Già a poche ore dai risultati elettorali, il leader pentastellato Luigi Di Maio ha indicato come futuri capigruppo Danilo Toninelli al Senato e Giulia Grillo alla Camera. Manca solo l'ufficialità che avverrà con l'elezione da parte dei rispettivi gruppi parlamentari. I due futuri presidenti dei gruppi, di fatto, stanno già svolgendo a pieno regime il loro ruolo, tanto più dopo aver ricevuto l'incarico sempre da Di Maio di condurre le trattative con le altre forze politiche sulle presidenze della Camere.

Forza Italia

Anche il partito di Silvio Berlusconi ha già disbrigato la pratica. Il leader azzurro ha infatti confermato i capigruppo uscenti, Paolo Romani al Senato e Renato Brunetta alla Camera, almeno in questa prima fase delicata di trattative e avvio della legislatura. Anche per loro manca il tassello dell'ufficialità con il voto dei rispettivi gruppi. 

Lega

Come gli alleati, anche il partito guidato da Matteo Salvini sarebbe intenzionato a riconfermare in questa prima fase i capigruppo uscenti: Gianmarco Centinaio al Senato e Massimiliano Fedriga alla Camera. Quest'ultimo quasi certamente dovrà poi essere sostituito quando ci sarà l'ufficialità della sua candidatura a governatore del Friuli per il centrodestra. Quale successore si fa il nome di Nicola Molteni, che secondo alcuni potrebbe essere già eletto sin da subito presidente del gruppo bypassando così il passaggio del testimone.

Partito democratico

Qui la situazione è in itinere e le trattative sono ancora in corso. Circolano i nomi di Lorenzo Guerini o la riconferma di Ettore Rosato per la Camera, entrambi esponenti vicini all'ex segretario, ma che non sarebbero 'sgraditi' anche alle altre 'anime' dem. Per il Senato è circolato il nome di Andrea Marcucci, renziano di ferro e per questo non visto di buon occhio dalle altre componenti interne.

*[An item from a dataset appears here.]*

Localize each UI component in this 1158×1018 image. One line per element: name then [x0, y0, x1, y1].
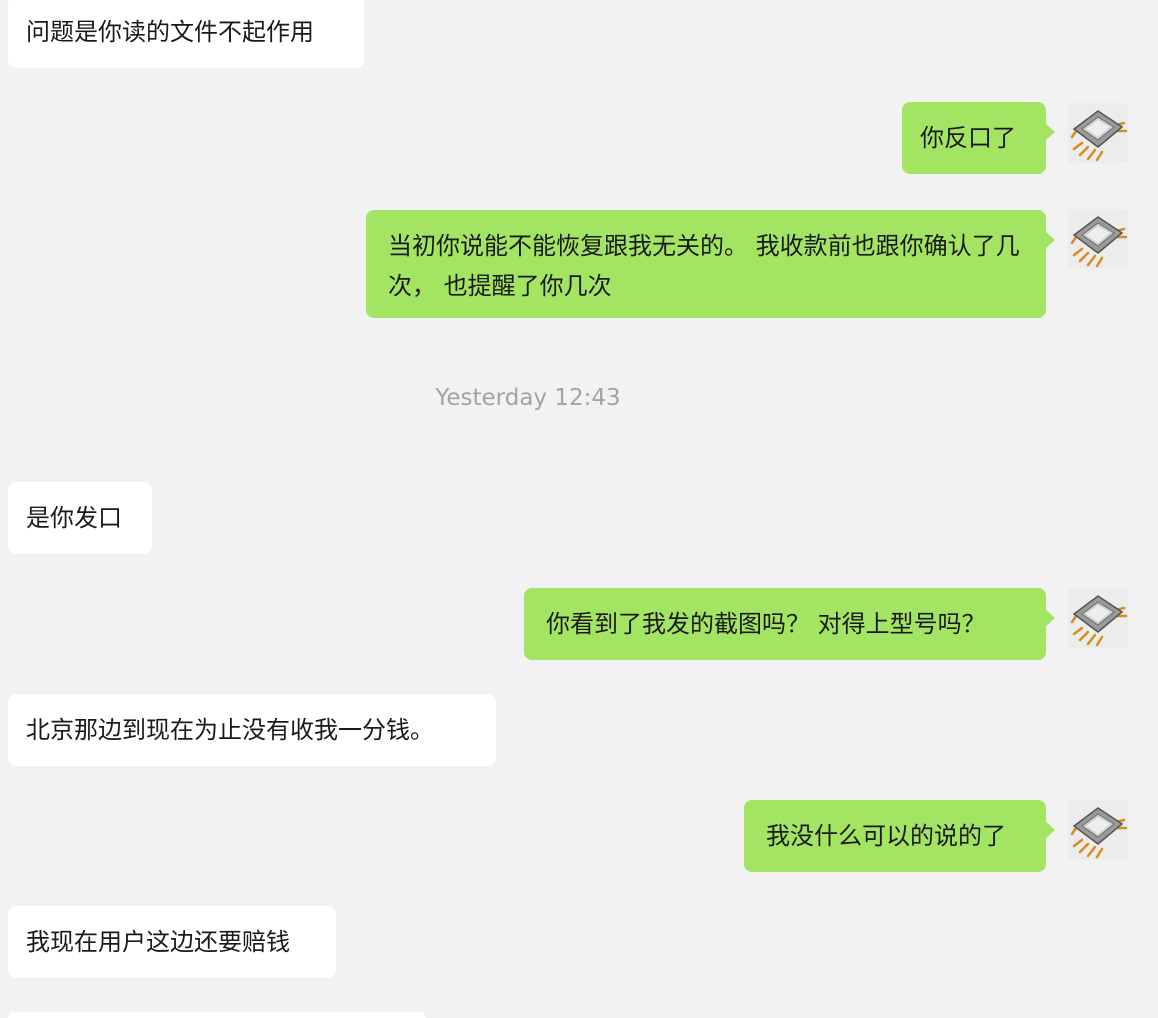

Nelle ultime ore si è fatto il nome della ministra della Difesa, Roberta Pinotti. Nel tardo pomeriggio si riuniranno per la prima volta i deputati e senatori dem, in una Assemblea congiunta che potrebbe già affrontare il tema dei capigruppo, anche se una nuova riunione ad hoc è già stata fissata per lunedì.